Well, why shouldn’t they have to pay artists a license to use their work, especially in ways that could drastically affect the market?
There is a thing called copyright, and the exception to that rule is called fair use.
Artwork is copyrighted by default and, under the law, to use someone else’s copyrighted works requires a license (that is usually bought). Whether AI training counts as fair use is the question and ultimately that is the point that will need to be proved/justified.
So again, what makes AI “fair use” and why shouldn’t companies have to pay a license for their use of copyrighted artwork?
If you look at a hundred paintings of faces and then make your own painting of a face, you’re not expected to pay all the artists that you used to get an understanding of what a face looks like.

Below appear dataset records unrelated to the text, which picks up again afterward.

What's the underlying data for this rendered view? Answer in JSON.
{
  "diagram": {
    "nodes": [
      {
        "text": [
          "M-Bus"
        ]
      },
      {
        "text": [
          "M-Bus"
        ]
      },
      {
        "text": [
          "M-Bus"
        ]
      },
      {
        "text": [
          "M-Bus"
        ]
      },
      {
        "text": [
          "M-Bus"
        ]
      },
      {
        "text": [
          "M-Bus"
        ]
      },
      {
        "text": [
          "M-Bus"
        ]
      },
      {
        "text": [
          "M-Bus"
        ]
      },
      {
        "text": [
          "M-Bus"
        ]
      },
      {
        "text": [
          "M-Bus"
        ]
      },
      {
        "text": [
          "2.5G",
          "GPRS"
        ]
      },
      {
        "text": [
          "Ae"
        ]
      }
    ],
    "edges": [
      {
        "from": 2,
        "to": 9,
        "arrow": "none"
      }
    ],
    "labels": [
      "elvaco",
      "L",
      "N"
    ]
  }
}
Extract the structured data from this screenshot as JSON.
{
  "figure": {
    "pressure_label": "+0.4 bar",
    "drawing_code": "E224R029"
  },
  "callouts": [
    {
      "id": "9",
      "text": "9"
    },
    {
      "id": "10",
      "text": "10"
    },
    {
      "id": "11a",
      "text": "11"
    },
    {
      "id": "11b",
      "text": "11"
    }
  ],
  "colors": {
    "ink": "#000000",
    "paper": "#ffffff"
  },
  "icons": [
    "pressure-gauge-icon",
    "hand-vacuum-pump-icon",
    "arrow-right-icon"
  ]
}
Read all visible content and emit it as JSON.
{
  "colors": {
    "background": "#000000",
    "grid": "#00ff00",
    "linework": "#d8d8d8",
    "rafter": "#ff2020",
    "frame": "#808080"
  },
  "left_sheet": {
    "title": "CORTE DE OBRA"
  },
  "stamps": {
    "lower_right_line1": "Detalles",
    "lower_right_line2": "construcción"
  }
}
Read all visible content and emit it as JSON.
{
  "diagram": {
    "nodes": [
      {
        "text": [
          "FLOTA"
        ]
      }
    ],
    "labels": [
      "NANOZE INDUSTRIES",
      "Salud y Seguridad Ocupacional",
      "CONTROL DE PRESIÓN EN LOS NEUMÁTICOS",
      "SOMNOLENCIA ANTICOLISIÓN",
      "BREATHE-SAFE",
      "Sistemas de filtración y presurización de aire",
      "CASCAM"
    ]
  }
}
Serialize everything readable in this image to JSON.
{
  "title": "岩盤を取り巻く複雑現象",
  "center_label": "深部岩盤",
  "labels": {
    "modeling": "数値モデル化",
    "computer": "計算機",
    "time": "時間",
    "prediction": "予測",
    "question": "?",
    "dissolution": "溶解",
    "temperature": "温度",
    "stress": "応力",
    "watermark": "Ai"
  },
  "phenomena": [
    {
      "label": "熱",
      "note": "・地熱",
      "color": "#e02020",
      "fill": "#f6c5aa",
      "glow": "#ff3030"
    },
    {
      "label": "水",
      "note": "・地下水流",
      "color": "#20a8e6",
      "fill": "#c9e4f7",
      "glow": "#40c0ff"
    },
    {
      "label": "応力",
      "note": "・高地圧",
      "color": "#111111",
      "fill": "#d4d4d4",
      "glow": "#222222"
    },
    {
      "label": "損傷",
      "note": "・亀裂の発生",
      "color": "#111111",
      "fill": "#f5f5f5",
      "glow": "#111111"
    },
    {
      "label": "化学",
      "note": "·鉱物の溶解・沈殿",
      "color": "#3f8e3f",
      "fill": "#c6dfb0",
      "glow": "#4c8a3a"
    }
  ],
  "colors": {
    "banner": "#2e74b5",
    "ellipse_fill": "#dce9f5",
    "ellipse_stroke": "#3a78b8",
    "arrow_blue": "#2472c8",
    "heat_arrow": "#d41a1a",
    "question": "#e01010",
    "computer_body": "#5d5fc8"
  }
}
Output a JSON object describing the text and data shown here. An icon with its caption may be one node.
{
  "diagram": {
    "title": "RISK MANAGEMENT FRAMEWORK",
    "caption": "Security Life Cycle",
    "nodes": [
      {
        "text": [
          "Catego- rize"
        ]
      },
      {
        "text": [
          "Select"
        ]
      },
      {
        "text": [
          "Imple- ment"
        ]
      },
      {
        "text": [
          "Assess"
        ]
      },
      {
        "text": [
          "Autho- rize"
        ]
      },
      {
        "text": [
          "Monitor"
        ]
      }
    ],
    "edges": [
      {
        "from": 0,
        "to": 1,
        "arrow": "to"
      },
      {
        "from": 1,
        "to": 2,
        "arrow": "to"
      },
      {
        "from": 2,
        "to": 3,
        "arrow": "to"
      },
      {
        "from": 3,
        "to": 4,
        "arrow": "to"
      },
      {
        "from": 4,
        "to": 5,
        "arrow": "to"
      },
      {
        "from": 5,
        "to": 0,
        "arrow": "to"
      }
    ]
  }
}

Even if AI companies were to pay the artists and had billions of dollars to do it, each individual artist would receive a tiny amount, because these datasets are so large.
Much more realistically, they would just retrain their models using data they can use for free.
Btw, I don’t think this is a fair use question, it’s really a question of whether the generated images are derivatives of the training data.
If you look at a hundred paintings of faces and then make your own painting of a face, you’re not expected to pay all the artists that you used to get an understanding of what a face looks like.
That’s because I’m a human being. I’m acting on my own volition and while I’ve observed artwork, I’ve also had decades of life experience observing faces in reality. Also importantly, my ability to produce artwork (and thus my potential to impact the market) is limited and I’m not owned or beholden to any company.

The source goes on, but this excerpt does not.